Bagian 84 ⭒࿈⭒ Arti Sebuah Pernikahan

28 2 0
                                    

•••

Ups! Gambar ini tidak mengikuti Pedoman Konten kami. Untuk melanjutkan publikasi, hapuslah gambar ini atau unggah gambar lain.



Fitri menangis tersedu-sedu saat melihat sang ibu yang dibawa oleh pihak kepolisian tepat di depannya. Tidak hanya dia saja yang merasa kecewa dan sedih, tapi ketiga saudaranya juga demikian. Mufidah menangis paling keras, karena adik bungsunya itu memang yang paling dekat dengan ibunya.

"Huhu, Ibu ... jangan bawa ibuku," isak Mufidah meraung-raung. Fitri memeluk adiknya tersebut dengan air mata yang masih bercucuran. Mbak Mimah ada di sana, tengah memeluk ibunya dengan erat. Mengucapkan kata-kata penguat pada wanita yang telah melahirkan dan membesarkannya.

Sementara sang ayah tidak terlihat sama sekali sejak tadi. Entah ke mana ayahnya itu pergi, mungkin memang sengaja tidak memunculkan diri karena tidak ingin melihat istrinya diringkus oleh polisi akibat tindak kejahatannya sendiri.

Para tetangga yang melihat kejadian tidak terduga itupun hanya bisa diam dan menonton. Mereka tidak berhak ikut campur dalam urusan keluarga orang lain. Lagipula, ini bukanlah sesuatu yang patut untuk dicampuri.

Bruk!

Mufidah yang sudah tidak bisa menahan rasa lemas di kakinya itu jatuh terduduk. Fitri yang terkejut spontan memekik kecil. Buru-buru ia menyamakan tingginya dengan sang adik dan kembali memeluknya. Ia memaksa kaki Fida agar berdiri dan membawa adiknya tersebut masuk ke dalam rumah. Sebelum masuk, netranya bergulir ke arah sang adik laki-laki.

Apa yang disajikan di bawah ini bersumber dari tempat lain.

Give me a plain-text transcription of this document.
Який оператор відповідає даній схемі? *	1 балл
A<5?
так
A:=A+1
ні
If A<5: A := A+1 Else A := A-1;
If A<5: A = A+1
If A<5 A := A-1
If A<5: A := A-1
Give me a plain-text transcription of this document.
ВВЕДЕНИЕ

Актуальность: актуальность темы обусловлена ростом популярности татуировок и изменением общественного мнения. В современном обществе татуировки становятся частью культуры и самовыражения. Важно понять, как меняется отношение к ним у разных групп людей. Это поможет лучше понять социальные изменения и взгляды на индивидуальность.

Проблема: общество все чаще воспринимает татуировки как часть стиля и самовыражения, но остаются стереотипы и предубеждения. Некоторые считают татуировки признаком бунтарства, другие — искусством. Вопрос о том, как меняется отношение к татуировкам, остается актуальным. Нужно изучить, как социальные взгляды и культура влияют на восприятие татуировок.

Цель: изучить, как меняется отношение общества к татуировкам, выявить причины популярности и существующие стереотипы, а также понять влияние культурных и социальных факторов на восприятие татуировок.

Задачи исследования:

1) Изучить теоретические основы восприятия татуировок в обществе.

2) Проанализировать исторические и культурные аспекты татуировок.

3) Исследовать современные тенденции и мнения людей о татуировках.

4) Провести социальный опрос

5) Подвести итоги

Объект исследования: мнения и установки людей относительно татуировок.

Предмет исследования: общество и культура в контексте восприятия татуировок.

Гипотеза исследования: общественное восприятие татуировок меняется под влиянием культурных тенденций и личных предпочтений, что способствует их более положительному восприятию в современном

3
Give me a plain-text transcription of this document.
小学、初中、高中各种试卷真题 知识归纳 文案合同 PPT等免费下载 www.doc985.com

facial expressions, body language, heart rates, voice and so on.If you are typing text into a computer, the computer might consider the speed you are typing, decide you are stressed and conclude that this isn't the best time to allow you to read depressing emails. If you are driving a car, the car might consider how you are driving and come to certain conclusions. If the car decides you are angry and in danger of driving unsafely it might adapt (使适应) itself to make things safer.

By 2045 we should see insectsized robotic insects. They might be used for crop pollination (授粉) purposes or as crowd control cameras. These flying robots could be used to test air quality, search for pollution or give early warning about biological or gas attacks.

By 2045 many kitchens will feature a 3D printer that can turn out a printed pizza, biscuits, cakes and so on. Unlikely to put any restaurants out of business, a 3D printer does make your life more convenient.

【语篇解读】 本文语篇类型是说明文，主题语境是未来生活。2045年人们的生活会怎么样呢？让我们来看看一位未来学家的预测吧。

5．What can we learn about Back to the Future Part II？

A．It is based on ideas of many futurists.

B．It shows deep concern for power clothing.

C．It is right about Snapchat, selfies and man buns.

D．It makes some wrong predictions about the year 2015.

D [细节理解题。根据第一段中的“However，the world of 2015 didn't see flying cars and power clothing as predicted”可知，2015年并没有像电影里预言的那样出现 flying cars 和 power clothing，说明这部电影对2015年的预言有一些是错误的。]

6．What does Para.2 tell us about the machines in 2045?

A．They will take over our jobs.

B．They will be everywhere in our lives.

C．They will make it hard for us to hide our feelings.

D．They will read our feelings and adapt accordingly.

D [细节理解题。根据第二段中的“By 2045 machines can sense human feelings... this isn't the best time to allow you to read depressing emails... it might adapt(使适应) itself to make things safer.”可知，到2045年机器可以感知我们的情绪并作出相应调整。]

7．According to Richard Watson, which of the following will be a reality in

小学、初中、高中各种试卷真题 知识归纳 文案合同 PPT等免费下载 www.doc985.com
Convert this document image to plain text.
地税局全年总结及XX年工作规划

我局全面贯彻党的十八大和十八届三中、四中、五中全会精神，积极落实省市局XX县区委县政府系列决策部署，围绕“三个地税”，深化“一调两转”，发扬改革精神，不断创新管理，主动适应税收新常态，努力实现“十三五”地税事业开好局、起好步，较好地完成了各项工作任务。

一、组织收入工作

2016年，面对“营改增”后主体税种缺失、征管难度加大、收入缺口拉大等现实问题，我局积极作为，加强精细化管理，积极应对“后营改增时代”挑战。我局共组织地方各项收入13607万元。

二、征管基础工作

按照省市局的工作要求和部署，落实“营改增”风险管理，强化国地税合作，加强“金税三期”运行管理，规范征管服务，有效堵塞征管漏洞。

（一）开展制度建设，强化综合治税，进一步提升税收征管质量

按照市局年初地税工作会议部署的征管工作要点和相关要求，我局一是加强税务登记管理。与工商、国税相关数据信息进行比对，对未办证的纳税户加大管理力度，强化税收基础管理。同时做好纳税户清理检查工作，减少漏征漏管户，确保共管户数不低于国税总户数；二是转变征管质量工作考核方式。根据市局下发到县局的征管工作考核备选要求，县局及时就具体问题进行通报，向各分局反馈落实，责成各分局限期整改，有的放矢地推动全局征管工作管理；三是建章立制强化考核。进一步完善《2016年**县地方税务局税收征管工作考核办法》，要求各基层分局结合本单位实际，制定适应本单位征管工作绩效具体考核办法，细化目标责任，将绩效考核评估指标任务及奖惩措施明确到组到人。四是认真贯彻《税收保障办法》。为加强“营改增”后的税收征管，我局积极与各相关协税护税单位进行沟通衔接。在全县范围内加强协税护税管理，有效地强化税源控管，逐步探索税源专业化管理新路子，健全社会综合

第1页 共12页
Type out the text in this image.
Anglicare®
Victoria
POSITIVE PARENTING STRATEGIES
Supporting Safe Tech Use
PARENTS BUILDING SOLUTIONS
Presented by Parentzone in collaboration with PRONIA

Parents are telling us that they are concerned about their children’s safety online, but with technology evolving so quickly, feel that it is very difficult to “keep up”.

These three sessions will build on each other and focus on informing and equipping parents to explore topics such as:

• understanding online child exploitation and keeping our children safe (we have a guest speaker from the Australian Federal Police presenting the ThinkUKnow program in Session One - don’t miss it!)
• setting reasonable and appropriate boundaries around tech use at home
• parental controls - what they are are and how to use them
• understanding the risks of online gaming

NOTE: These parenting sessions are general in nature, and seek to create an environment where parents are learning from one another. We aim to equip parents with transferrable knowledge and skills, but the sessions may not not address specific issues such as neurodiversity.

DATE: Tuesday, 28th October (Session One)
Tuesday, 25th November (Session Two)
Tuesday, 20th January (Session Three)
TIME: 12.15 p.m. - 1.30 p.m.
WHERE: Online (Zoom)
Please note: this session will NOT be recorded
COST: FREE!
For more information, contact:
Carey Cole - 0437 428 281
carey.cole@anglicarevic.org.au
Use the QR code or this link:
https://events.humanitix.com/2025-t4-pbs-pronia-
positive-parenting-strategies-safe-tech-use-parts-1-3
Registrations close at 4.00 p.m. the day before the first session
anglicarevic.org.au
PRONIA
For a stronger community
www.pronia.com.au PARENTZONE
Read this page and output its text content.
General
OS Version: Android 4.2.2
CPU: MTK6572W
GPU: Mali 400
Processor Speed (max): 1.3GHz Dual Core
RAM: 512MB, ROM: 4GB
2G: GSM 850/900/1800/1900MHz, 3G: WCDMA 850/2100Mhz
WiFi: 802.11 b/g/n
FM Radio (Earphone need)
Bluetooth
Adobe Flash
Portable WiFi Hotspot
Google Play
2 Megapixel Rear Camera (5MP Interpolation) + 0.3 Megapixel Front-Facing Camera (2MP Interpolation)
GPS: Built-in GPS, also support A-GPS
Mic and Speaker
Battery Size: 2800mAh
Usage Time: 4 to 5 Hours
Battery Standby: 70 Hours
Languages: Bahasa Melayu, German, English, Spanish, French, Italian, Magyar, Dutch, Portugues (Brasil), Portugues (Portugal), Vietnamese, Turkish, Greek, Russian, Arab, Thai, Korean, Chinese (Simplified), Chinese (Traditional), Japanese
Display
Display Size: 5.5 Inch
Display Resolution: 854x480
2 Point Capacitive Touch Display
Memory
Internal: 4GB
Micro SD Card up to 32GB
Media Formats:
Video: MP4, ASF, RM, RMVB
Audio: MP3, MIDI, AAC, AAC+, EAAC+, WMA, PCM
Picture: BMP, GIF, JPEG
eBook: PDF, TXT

"Mbak mau menenangkan Fida dulu di dalam," ujarnya pada sang adik laki-laki, Muntaha. Pemuda yang usianya berada dua tahun di atas Mufidah itu hanya mengangguk kaku sebagai jawaban.

Selepas kepergian Fitri dan Mufidah ke dalam rumah, juga bersamaan dengan selesainya Nyonya Anetta berpamitan, salah satu polisi menyuruh wanita tersebut untuk masuk ke dalam mobil. Wanita paruh baya itu melambaikan tangannya sebelum benar-benar masuk ke dalam mobil polisi. Menatap dengan sendu anak pertama dan ketiganya di sana.

"Sampai jumpa anak-anak," ujar Nyonya Anetta dengan suara lirih. Tidak ada yang bisa mendengar kalimat itu kecuali dirinya sendiri. Setetes air mata kembali terjatuh dari kedua kelopak mata yang mulai keriput tersebut.

Nyonya Anetta menenangkan diri dan mengontrol dirinya sebisa mungkin sebelum berujar pada dua polisi di depannya. "Pak, tolong jangan biarkan siapapun menjenguk saya selama masa hukuman nanti."

⭒࿈⭒

Fitri masih berada di rumah kedua orang tuanya saat ini. Duduk melingkar bersama Muntaha dan Mufidah dengan Mutamimah yang berada di tengah-tengah. Keempat saudara tersebut terdiam dengan pikiran masing-masing. Tidak ada yang bersuara hingga hampir lima belas menit lamanya.

Mata Fitri tampak sembab dengan hidungnya yang memerah. Begitupun dengan sang kakak yang tidak berbeda jauh darinya. Apalagi sang adik yang menangisnya paling lama. Kecuali Muntaha, adik laki-lakinya itu baru menangis saat sang ibu sudah dibawa pergi oleh pihak kepolisian. Sementara ayah mereka masih tidak terlihat batang hidungnya sampai sekarang.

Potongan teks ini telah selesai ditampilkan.